According to the Company’s Proxy Statement filed with the SEC last April, during fiscal year 2005 and fiscal year 2004, Mr. Antioco (1) received a base salary of $1,250,000 and additional, deferred compensation of $383,333 and $1,045,192 in base salary and $1,000,000 in deferred compensation, respectively; (2) received a cash bonus of $5.0 million paid in 2004 (for 2003 performance); received 5.0 million restricted stock units worth $26.8 million in 2004; (3) received a car allowance of $1,100 per month for each year; and, (4) recorded expenses of $92,125 for personal use of the Company’s plane in each year.
Since early 2001, Blockbuster’s tickets to failure include an average net margin of (10.0)% per annum, more than $3.0 billion in net losses, and about a 70 percent decline in the market value of its common stock [$10K invested in Blockbuster’s stock five years ago would be worth approximately $3,100 today].
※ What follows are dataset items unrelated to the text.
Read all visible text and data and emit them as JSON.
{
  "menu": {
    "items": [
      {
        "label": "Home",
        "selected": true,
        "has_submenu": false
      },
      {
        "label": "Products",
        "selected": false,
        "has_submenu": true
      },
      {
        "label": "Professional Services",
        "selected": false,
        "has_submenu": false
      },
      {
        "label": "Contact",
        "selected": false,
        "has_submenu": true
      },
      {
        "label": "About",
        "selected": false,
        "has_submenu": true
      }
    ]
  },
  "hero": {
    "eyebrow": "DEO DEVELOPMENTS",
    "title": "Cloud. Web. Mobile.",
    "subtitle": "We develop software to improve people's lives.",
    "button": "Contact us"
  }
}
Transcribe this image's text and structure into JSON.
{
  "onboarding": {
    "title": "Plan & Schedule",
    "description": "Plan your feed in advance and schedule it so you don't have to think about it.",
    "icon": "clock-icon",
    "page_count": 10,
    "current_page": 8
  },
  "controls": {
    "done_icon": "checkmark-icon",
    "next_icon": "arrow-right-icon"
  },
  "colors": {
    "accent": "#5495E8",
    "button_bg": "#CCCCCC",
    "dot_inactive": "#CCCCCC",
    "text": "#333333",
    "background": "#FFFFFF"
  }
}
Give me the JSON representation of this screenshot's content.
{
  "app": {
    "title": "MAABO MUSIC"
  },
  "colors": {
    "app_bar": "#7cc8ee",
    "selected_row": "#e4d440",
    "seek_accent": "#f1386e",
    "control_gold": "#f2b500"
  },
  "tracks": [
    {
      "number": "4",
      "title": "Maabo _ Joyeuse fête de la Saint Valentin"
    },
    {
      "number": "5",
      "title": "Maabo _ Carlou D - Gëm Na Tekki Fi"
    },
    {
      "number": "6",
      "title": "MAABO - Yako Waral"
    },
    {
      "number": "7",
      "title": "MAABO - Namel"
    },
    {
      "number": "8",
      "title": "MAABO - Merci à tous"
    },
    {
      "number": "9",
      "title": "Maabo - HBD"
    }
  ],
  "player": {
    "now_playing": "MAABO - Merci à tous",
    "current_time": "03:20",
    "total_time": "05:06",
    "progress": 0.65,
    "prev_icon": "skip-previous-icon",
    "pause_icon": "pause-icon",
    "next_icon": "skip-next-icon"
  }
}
Continued declines in worldwide same-store sales, uncertainty in execution to an online subscriber business model (Total Access), increased competition for traffic from other online channels of video distribution (Netflix (NFLX)), margin pressures on the sales of in-store videos from mass-merchandisers of lower-priced DVDs (such as Wal-Mart (WMT)), and a leveraged balance sheet—Total Debt/Equity of 141.6 percent—which will curb marketing and limit business options (to simple decisions like closing under-performing stores)—Blockbuster has more to worry about than whether or not its CEO flies chartered or coach.
As for Mr. Antioco, in our view he is just another expression of a pampered CEO (he is still making gobs of money—albeit shareholders and the Company have made nothing). “Mr. Antioco, the peanuts they serve in coach taste just fine!”